Сопкин покачался на каблуках и начал размышлять вслух:

— Получается, на корабле имеется тело ихтиандра (пока будем так его называть), а из инкубатора вылупился человек? И какие выводы можно сделать?

— Ну, поскольку других тел на корабле мы не нашли, — сказал Вершинин, — то рискну предположить, что в инкубаторе родился человек, а после он каким-то образом мутировал в это существо.

— Чушь! — резко дала оценку такому предположению Мирская. — Не бывает таких мутаций. И потом, мутация — процесс длительный. Для того чтобы тот или иной малюсенький признак закрепился в человеке, необходима целая цепочка подобных мутаций. Эволюция веками, тысячелетиями отсеивала бесполезные мутации и сохраняла необходимые для выживания признаки. Господи, да о чём мы вообще говорим? С точки зрения эволюции мы все сравнительно недавно от хвоста избавились!

— Соглашусь с Валерией, — сказал Ильин. — Маловероятно, что наш человек превратился в ихтиандра за столь короткий срок.

— Ну, в таком случае расскажите мне, где этот таинственный человек, который появился из инкубатора в медотсеке? — саркастично сказал Вершинин.

— На этот счёт у меня нет гипотез, — сказала Мирская. — Но бред про мутацию я отвергаю. Я скорее поверю в то, что тот человек сам проводил вскрытие ихтиандра.

— Тут я с вами не соглашусь, Валерия, — сказал Ильин.

— Почему же? Не сам же он себя резал и собственные органы по секционной раскладывал.

— Я обосную, — кивнул Ильин. — Но чтобы вы поняли мои доводы, я должен пояснить, что из себя представляют эти инкубаторы.

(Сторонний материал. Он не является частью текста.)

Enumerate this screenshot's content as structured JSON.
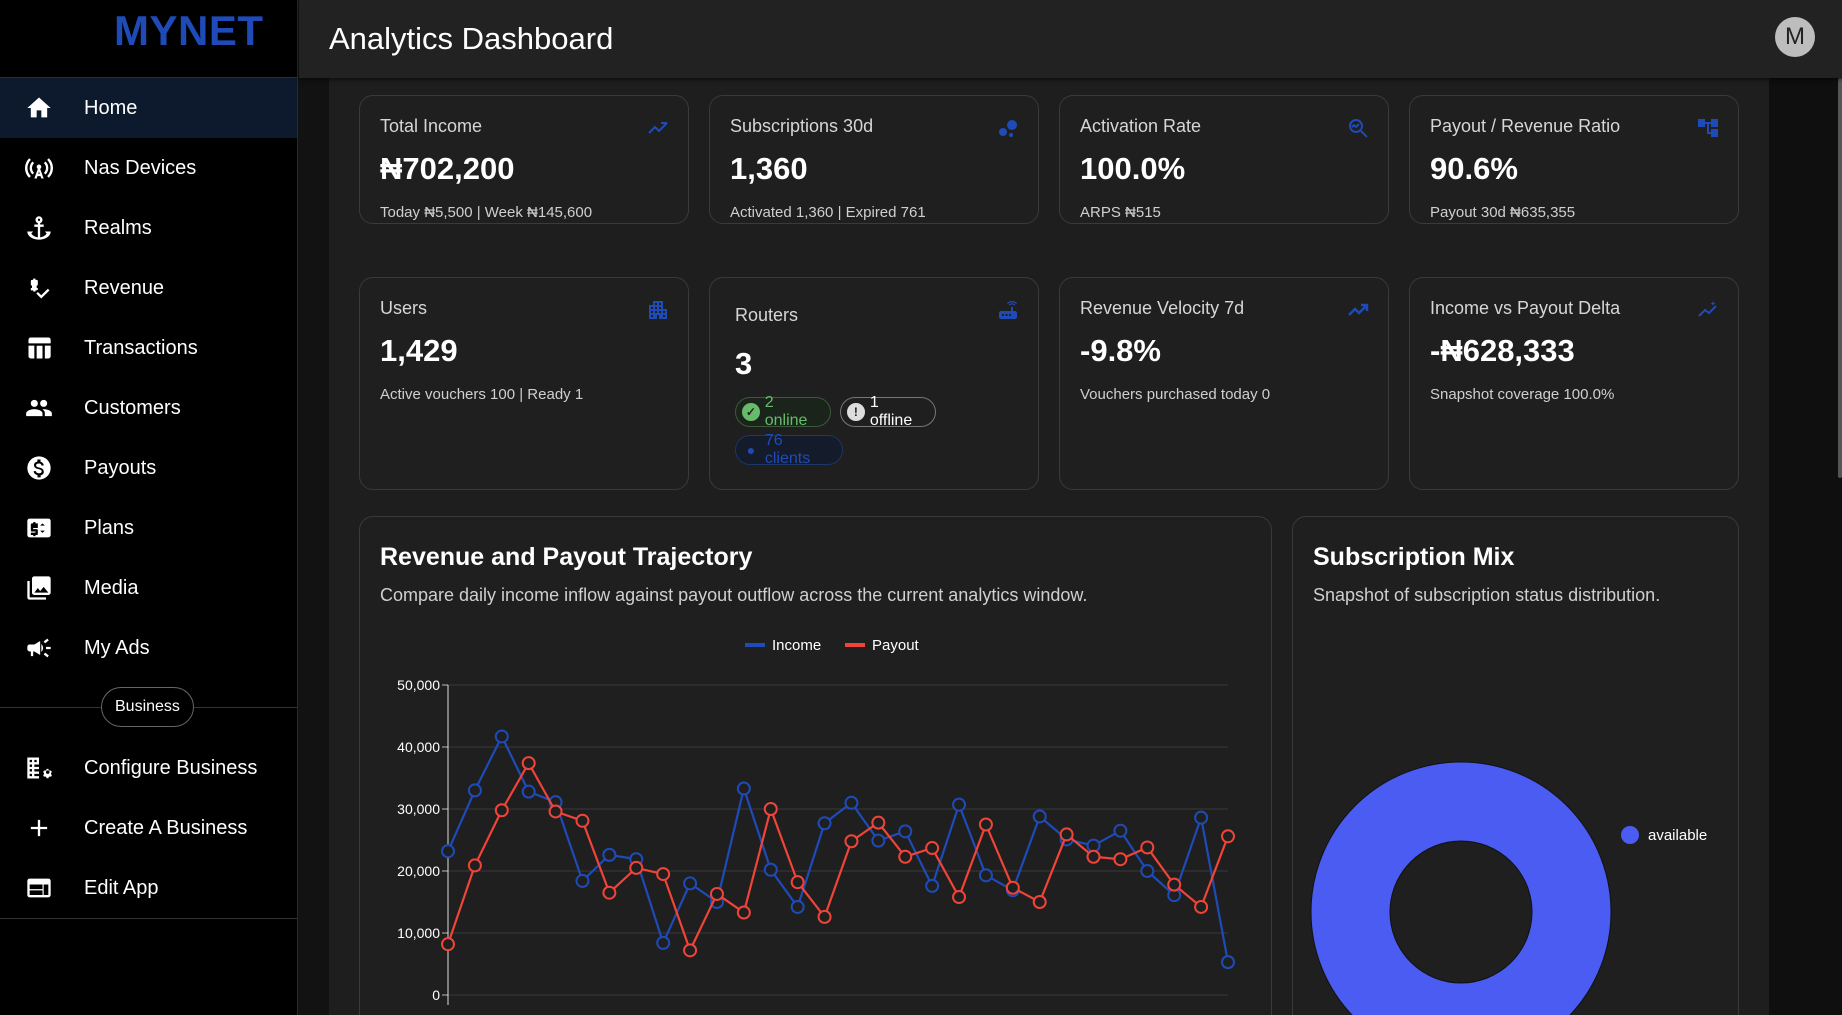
{
  "brand": {
    "logo": "MYNET"
  },
  "topbar": {
    "title": "Analytics Dashboard",
    "avatar_initial": "M"
  },
  "sidebar": {
    "items": [
      {
        "label": "Home",
        "icon": "home-icon",
        "active": true
      },
      {
        "label": "Nas Devices",
        "icon": "antenna-icon"
      },
      {
        "label": "Realms",
        "icon": "anchor-icon"
      },
      {
        "label": "Revenue",
        "icon": "price-check-icon"
      },
      {
        "label": "Transactions",
        "icon": "table-icon"
      },
      {
        "label": "Customers",
        "icon": "people-icon"
      },
      {
        "label": "Payouts",
        "icon": "dollar-circle-icon"
      },
      {
        "label": "Plans",
        "icon": "card-dollar-icon"
      },
      {
        "label": "Media",
        "icon": "photo-library-icon"
      },
      {
        "label": "My Ads",
        "icon": "campaign-icon"
      }
    ],
    "section_label": "Business",
    "business_items": [
      {
        "label": "Configure Business",
        "icon": "domain-settings-icon"
      },
      {
        "label": "Create A Business",
        "icon": "plus-icon"
      },
      {
        "label": "Edit App",
        "icon": "web-app-icon"
      }
    ]
  },
  "stats": {
    "total_income": {
      "title": "Total Income",
      "value": "₦702,200",
      "sub": "Today ₦5,500 | Week ₦145,600",
      "icon": "trending-up-icon"
    },
    "subscriptions": {
      "title": "Subscriptions 30d",
      "value": "1,360",
      "sub": "Activated 1,360 | Expired 761",
      "icon": "bubbles-icon"
    },
    "activation_rate": {
      "title": "Activation Rate",
      "value": "100.0%",
      "sub": "ARPS ₦515",
      "icon": "query-stats-icon"
    },
    "payout_ratio": {
      "title": "Payout / Revenue Ratio",
      "value": "90.6%",
      "sub": "Payout 30d ₦635,355",
      "icon": "account-tree-icon"
    },
    "users": {
      "title": "Users",
      "value": "1,429",
      "sub": "Active vouchers 100 | Ready 1",
      "icon": "building-icon"
    },
    "routers": {
      "title": "Routers",
      "value": "3",
      "online": "2 online",
      "offline": "1 offline",
      "clients": "76 clients",
      "icon": "router-icon"
    },
    "revenue_velocity": {
      "title": "Revenue Velocity 7d",
      "value": "-9.8%",
      "sub": "Vouchers purchased today 0",
      "icon": "trending-up-icon"
    },
    "income_delta": {
      "title": "Income vs Payout Delta",
      "value": "-₦628,333",
      "sub": "Snapshot coverage 100.0%",
      "icon": "insights-icon"
    }
  },
  "trajectory": {
    "title": "Revenue and Payout Trajectory",
    "subtitle": "Compare daily income inflow against payout outflow across the current analytics window."
  },
  "mix": {
    "title": "Subscription Mix",
    "subtitle": "Snapshot of subscription status distribution."
  },
  "colors": {
    "income": "#1e4bb8",
    "payout": "#f04438",
    "accent": "#1e4bb8",
    "donut": "#4a5cf2"
  },
  "chart_data": [
    {
      "type": "line",
      "ylim": [
        0,
        50000
      ],
      "y_ticks": [
        "0",
        "10,000",
        "20,000",
        "30,000",
        "40,000",
        "50,000"
      ],
      "legend": "top-center",
      "grid": true,
      "series": [
        {
          "name": "Income",
          "color": "#1e4bb8",
          "values": [
            23200,
            33000,
            41700,
            32800,
            31100,
            18400,
            22600,
            21900,
            8400,
            18000,
            15000,
            33300,
            20200,
            14200,
            27700,
            31000,
            24900,
            26400,
            17600,
            30700,
            19300,
            16900,
            28800,
            25100,
            24100,
            26500,
            20000,
            16100,
            28600,
            5300
          ]
        },
        {
          "name": "Payout",
          "color": "#f04438",
          "values": [
            8200,
            20900,
            29800,
            37400,
            29600,
            28100,
            16500,
            20500,
            19500,
            7200,
            16300,
            13300,
            30000,
            18200,
            12600,
            24800,
            27800,
            22300,
            23700,
            15800,
            27500,
            17300,
            15000,
            25900,
            22300,
            21900,
            23800,
            17800,
            14200,
            25600
          ]
        }
      ]
    },
    {
      "type": "pie",
      "donut": true,
      "legend": "right",
      "slices": [
        {
          "label": "available",
          "value": 100,
          "color": "#4a5cf2"
        }
      ]
    }
  ]
}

— Кстати, да, — с готовностью кивнул Сопкин, — я бы послушал.

— Раньше у NASA, а позже и у Европейского космического агентства, — начал свой рассказ физик, — все миссии к дальним рубежам были беспилотными, собственно, как и у нас. Поскольку дальше Солнечной системы человек забраться не мог, а перелёты занимали годы, а то и десятилетия, было глупо посылать к дальним планетам и их спутникам космонавтов. Да и не было такой необходимости, автоматические зонды прекрасно справлялись и без прямого участия человека.

— Но американцы же высаживались на Луну ещё в двадцатом веке, — возразил Вершинин, — а после они же совместно с китайцами там базу создали. Теперь это музей, я даже, будучи школьником, туда летал. База эта была плацдармом для покорения Марса. Собственно, и на Марс они в пятидесятых летали.

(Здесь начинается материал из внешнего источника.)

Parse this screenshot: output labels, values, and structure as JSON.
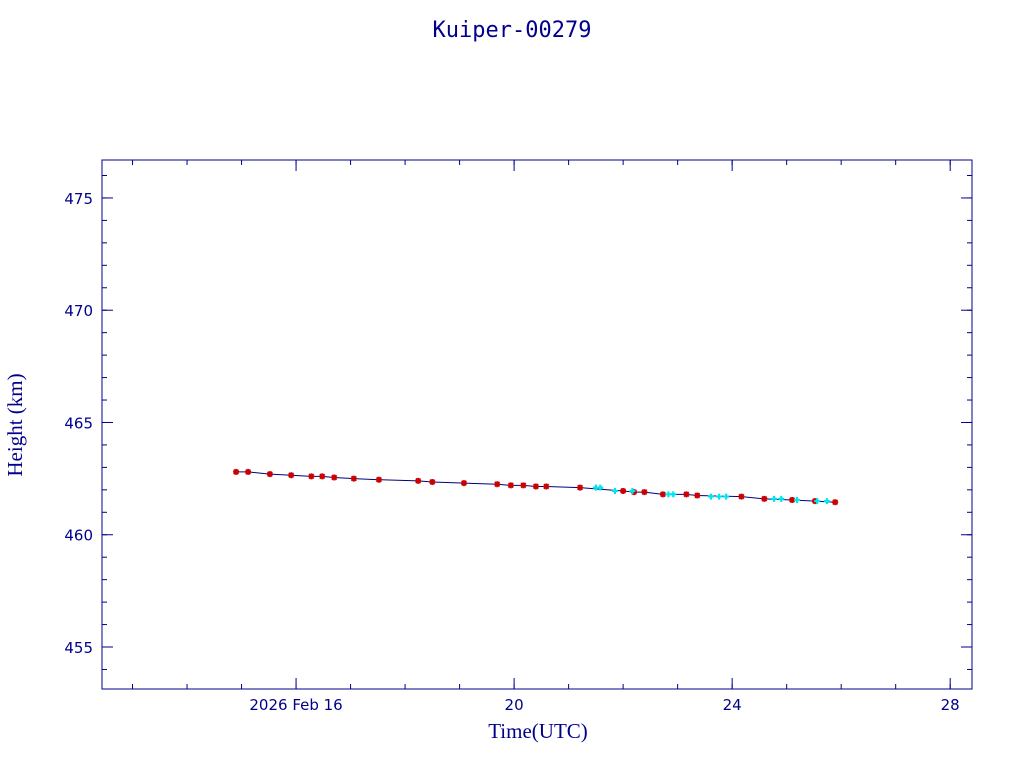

— Да, — кивнул Ильин, — всё верно. В середине двадцатого века — покорение Луны. В середине двадцать первого — покорение Марса. Но те экспедиции носили сугубо политический характер. Да, эти полёты могли иметь большой практический смысл: проверка того, может ли человек работать на поверхности другой планеты, отработка посадки марсианских и лунных модулей, огромная работа по созданию и усовершенствованию систем жизнеобеспечения и регенерации воды и кислорода. Всё верно. Но при этом все подобные миссии всё же были направлены на достижение политических целей. Вот скажите мне, какой был практический смысл в физическом присутствии человека на Луне в то время?

— Ну как, — замялся Вершинин, — сам факт того, что можем…

— Вот именно — факт того, что можем. То есть демонстрация силы и экономической мощи. По сути — гонка вооружений. Но что именно делал человек на Луне или на Марсе?

Ответить на этот вопрос никто не смог, все лишь плечами пожимали да переглядывались.